Materi selanjutnya yang tidak kalah penting adalah mengenai manajemen produksi sederhana. Siswa diberikan pemahaman mengenai jenis-jenis bahan stiker, seperti vinyl atau kromo, serta kelebihan masing-masing dalam hal ketahanan terhadap air dan sinar matahari. Mengetahui aspek teknis ini sangat penting dalam menjaga kepercayaan pelanggan di masa depan. Para pembicara dalam seminar ini juga menekankan pentingnya menjaga orisinalitas karya. Di dunia bisnis kreatif, hak cipta adalah hal yang krusial. Siswa didorong untuk menciptakan karakter orisinal mereka sendiri daripada sekadar meniru karya orang lain yang sudah populer.

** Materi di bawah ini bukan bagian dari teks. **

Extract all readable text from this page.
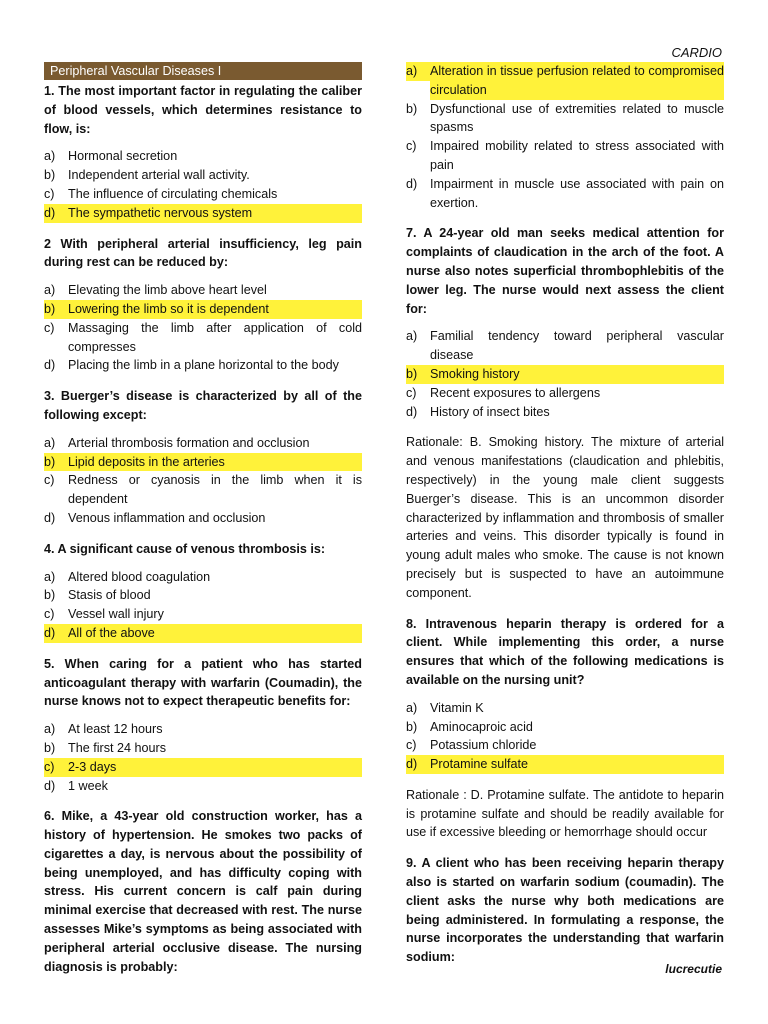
CARDIO
Peripheral Vascular Diseases I

1. The most important factor in regulating the caliber of blood vessels, which determines resistance to flow, is:

a)	Hormonal secretion
b)	Independent arterial wall activity.
c)	The influence of circulating chemicals
d)	The sympathetic nervous system

2 With peripheral arterial insufficiency, leg pain during rest can be reduced by:

a)	Elevating the limb above heart level
b)	Lowering the limb so it is dependent
c)	Massaging the limb after application of cold compresses
d)	Placing the limb in a plane horizontal to the body

3. Buerger’s disease is characterized by all of the following except:

a)	Arterial thrombosis formation and occlusion
b)	Lipid deposits in the arteries
c)	Redness or cyanosis in the limb when it is dependent
d)	Venous inflammation and occlusion

4. A significant cause of venous thrombosis is:

a)	Altered blood coagulation
b)	Stasis of blood
c)	Vessel wall injury
d)	All of the above

5. When caring for a patient who has started anticoagulant therapy with warfarin (Coumadin), the nurse knows not to expect therapeutic benefits for:

a)	At least 12 hours
b)	The first 24 hours
c)	2-3 days
d)	1 week

6. Mike, a 43-year old construction worker, has a history of hypertension. He smokes two packs of cigarettes a day, is nervous about the possibility of being unemployed, and has difficulty coping with stress. His current concern is calf pain during minimal exercise that decreased with rest. The nurse assesses Mike’s symptoms as being associated with peripheral arterial occlusive disease. The nursing diagnosis is probably:

a)	Alteration in tissue perfusion related to compromised circulation
b)	Dysfunctional use of extremities related to muscle spasms
c)	Impaired mobility related to stress associated with pain
d)	Impairment in muscle use associated with pain on exertion.

7. A 24-year old man seeks medical attention for complaints of claudication in the arch of the foot. A nurse also notes superficial thrombophlebitis of the lower leg. The nurse would next assess the client for:

a)	Familial tendency toward peripheral vascular disease
b)	Smoking history
c)	Recent exposures to allergens
d)	History of insect bites

Rationale: B. Smoking history. The mixture of arterial and venous manifestations (claudication and phlebitis, respectively) in the young male client suggests Buerger’s disease. This is an uncommon disorder characterized by inflammation and thrombosis of smaller arteries and veins. This disorder typically is found in young adult males who smoke. The cause is not known precisely but is suspected to have an autoimmune component.

8. Intravenous heparin therapy is ordered for a client. While implementing this order, a nurse ensures that which of the following medications is available on the nursing unit?

a)	Vitamin K
b)	Aminocaproic acid
c)	Potassium chloride
d)	Protamine sulfate

Rationale : D. Protamine sulfate. The antidote to heparin is protamine sulfate and should be readily available for use if excessive bleeding or hemorrhage should occur

9. A client who has been receiving heparin therapy also is started on warfarin sodium (coumadin). The client asks the nurse why both medications are being administered. In formulating a response, the nurse incorporates the understanding that warfarin sodium:

lucrecutie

Selain produksi, aspek pemasaran menjadi sorotan utama dalam kegiatan di SMPN 2 Lumajang ini. Para siswa diajarkan cara memanfaatkan media sosial secara bijak untuk membangun portofolio bisnis. Mengunggah proses pembuatan stiker (behind the scenes) ternyata seringkali lebih menarik bagi calon pembeli dibandingkan hanya mengunggah foto produk akhir. Teknik pengambilan foto produk yang sederhana namun menarik menggunakan kamera ponsel juga dipraktikkan dalam sesi workshop singkat setelah seminar. Hal ini memberikan gambaran nyata bahwa memulai sebuah usaha tidak selalu memerlukan peralatan fotografer profesional.